Transforming LA’s Leiminspace Gallery in her own personal Apple store, Ambar’s latest offering conflates notions of art and commerce, replication and comparison, celebrity and the banal.
Oops.jpg Schelsey Sabet
Ambar Navarro is obsessed with Apples. No, not the Pink Lady kind (although she is a fan of the colour pink) we're talking about the gadgets and gizmos that are glued to the hands and ears of every self-respecting Gen Z(er) on the planet. iPhones, iPads, Macbooks, Big Macs, Macbook Pros, she's been there, wants that, and almost certainly got her iEye on the wearable tech t-shirt, too.

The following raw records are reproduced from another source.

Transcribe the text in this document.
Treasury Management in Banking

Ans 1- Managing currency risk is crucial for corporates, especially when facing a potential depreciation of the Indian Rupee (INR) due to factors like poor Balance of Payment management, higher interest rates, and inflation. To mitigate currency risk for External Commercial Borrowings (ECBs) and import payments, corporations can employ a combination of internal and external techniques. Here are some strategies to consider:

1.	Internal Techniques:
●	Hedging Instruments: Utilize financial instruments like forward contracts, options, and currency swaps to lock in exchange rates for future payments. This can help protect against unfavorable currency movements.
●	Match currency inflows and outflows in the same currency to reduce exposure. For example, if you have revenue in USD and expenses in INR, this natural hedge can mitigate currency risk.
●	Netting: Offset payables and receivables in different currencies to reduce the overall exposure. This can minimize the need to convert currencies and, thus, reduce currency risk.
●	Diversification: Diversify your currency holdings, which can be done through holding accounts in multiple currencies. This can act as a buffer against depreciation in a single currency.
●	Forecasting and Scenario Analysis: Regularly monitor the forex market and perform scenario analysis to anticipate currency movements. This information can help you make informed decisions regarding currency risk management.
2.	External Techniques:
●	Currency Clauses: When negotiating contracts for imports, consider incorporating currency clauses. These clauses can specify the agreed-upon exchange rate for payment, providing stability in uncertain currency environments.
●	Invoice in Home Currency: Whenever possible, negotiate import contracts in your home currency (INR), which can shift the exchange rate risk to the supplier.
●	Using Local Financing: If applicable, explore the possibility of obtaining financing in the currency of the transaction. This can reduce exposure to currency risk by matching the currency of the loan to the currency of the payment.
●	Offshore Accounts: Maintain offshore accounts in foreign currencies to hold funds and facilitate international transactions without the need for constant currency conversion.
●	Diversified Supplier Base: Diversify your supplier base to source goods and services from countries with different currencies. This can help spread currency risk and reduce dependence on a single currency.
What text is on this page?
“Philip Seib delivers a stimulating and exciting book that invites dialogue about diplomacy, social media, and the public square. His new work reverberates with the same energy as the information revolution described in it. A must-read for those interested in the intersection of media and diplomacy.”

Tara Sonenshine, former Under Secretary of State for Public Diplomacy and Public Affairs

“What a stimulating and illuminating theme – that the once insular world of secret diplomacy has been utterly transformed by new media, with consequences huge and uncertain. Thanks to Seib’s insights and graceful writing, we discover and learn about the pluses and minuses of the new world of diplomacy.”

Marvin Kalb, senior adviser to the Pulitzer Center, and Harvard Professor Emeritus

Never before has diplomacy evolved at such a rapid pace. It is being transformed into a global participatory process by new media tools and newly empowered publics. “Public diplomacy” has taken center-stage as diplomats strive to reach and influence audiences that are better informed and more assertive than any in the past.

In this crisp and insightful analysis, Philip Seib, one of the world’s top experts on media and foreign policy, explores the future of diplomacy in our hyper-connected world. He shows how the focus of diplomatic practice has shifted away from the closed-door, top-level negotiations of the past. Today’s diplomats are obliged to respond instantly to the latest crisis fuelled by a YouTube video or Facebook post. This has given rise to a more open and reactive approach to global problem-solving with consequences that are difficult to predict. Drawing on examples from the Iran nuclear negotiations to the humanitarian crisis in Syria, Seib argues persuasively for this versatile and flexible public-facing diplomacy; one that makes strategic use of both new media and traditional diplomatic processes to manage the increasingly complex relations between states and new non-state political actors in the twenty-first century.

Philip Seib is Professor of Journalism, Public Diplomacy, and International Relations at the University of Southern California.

Born in San Antonio Texas, Ambar spent her youth going to punk shows and immersing herself in Austin's synth music scene, before enrolling in a course of studied Experimental Animation at CalArts. Her obsession with Apple products crept up on her slowly; it started when she found herself having to constantly loop films off her MacBook Pro at shows, and grew after she began to make her laptop an actual feature within the show, as a kind of still life. This led her onto bulk-buying tons of fake Apple phones online and collecting curious props like iPhone pillows and other miscellaneous products, which she now adds to her still life composition and photographs.
"The reason I like using Apple products so much is because I just think they are really pretty and fun to shoot," Ambar says. "I really think its origins are with Paris Hilton being photographed with a certain glamour attitude with her phones." And Paris Hilton is the central theme of Ambar's latest exhibition Compare You to Me, or at least a specific image of Hilton holding a stack of iPhones in her hand. A symbol of both extreme wealth and our culture's hyper accessibility, Ambar has recreated this iconic image through portraits of fellow artists and social media sensations Arvida Byström, Brittany Scott, Schelsey Sabet and Bianca Alexa. Taking place at L.A's Leiminspace, Ambar's transformed the gallery into her very own version of an Apple Store. Carefully selected table-tops, benches, and stools have been installed in order to replicate the glassy and symmetrical insides of the Apple store, while in place of Apple's latest devices, are Amber's photographs, videos, and prop iPhones. Displayed with rotating platforms, levitating surfaces and light boxes, the installation is a conflation of both retail and gallery presentation. In short it's a visual treat!
Can you tell us a bit about your creative process?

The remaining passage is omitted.